Ling Qi pushed her way out of the rush of information. What manifested before her eyes was a simple workshop, a place filled with tools and pages of notes. |Blueprints hung upon the walls, and vehicle parts were suspended from the ceiling.

She peered at the ghosts manning the tables, transparent shades of human silhouette shimmering like the skin of bubbles. She understood instinctively that these were the man's sense of self and active thoughts, reflected and conceptualized by her own perceptions.

She drifted like smoke beneath the worktables below their notice. They couldn't hurt her, but even noticing her here would certainly hurt him. Shu Yue had explained that much in training her in this art. She could easily break a person's mind by disrupting things in their “world.” It was different for third realm cultivators or those higher still, whose mind and self-conception could potentially crush any disruption, like her, but low realms and mortals could not endure such violent intrusions into themselves so easily.

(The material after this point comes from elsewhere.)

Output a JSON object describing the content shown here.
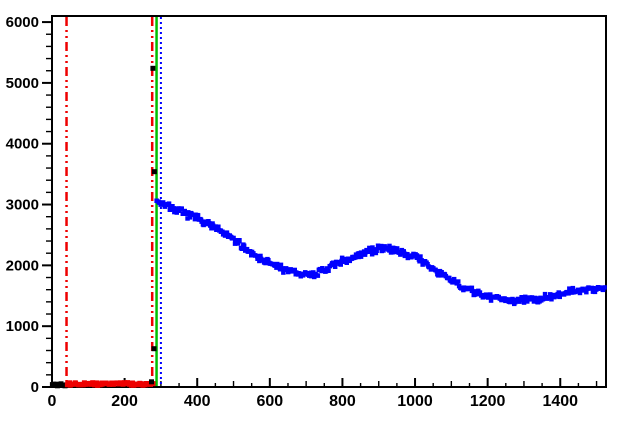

Flowing through the space, she peered at everything, looking for irregularity. She saw several of the thought silhouettes stopped in place, some leaning on walls, others hunched over the tables. These must be signs of the agitation and stress from her earlier, cruder theft of the agent that had tried to hatch in him.

Not what she was looking for.

The pages and the parts were scattered on the tables. Normal memories, she skimmed them as briefly as possible. Many were about actual formation specifications, the details of his current duty. She let them slip from her memory immediately and deliberately.

Another lesson from Shu Yue. Taking too many of another's thoughts into her head and keeping them there would end her as surely as letting the energies of the liminal flood into herself unchecked. She didn't let herself dwell too long on the dregs of Huisheng still lurking in her mind.

What she sought to master was not trivial. Most who sought these sorts of arts overreached, stole too greedily, and in doing so, emptied themselves out.

Her eyes caught on a shade headed out of the workshop. It held in its insubstantial arms what appeared to her eyes as a box of scrap, immediate short-term memories being discarded rather than made long term.

Then she caught a whiff of acrid rot and saw something twitch.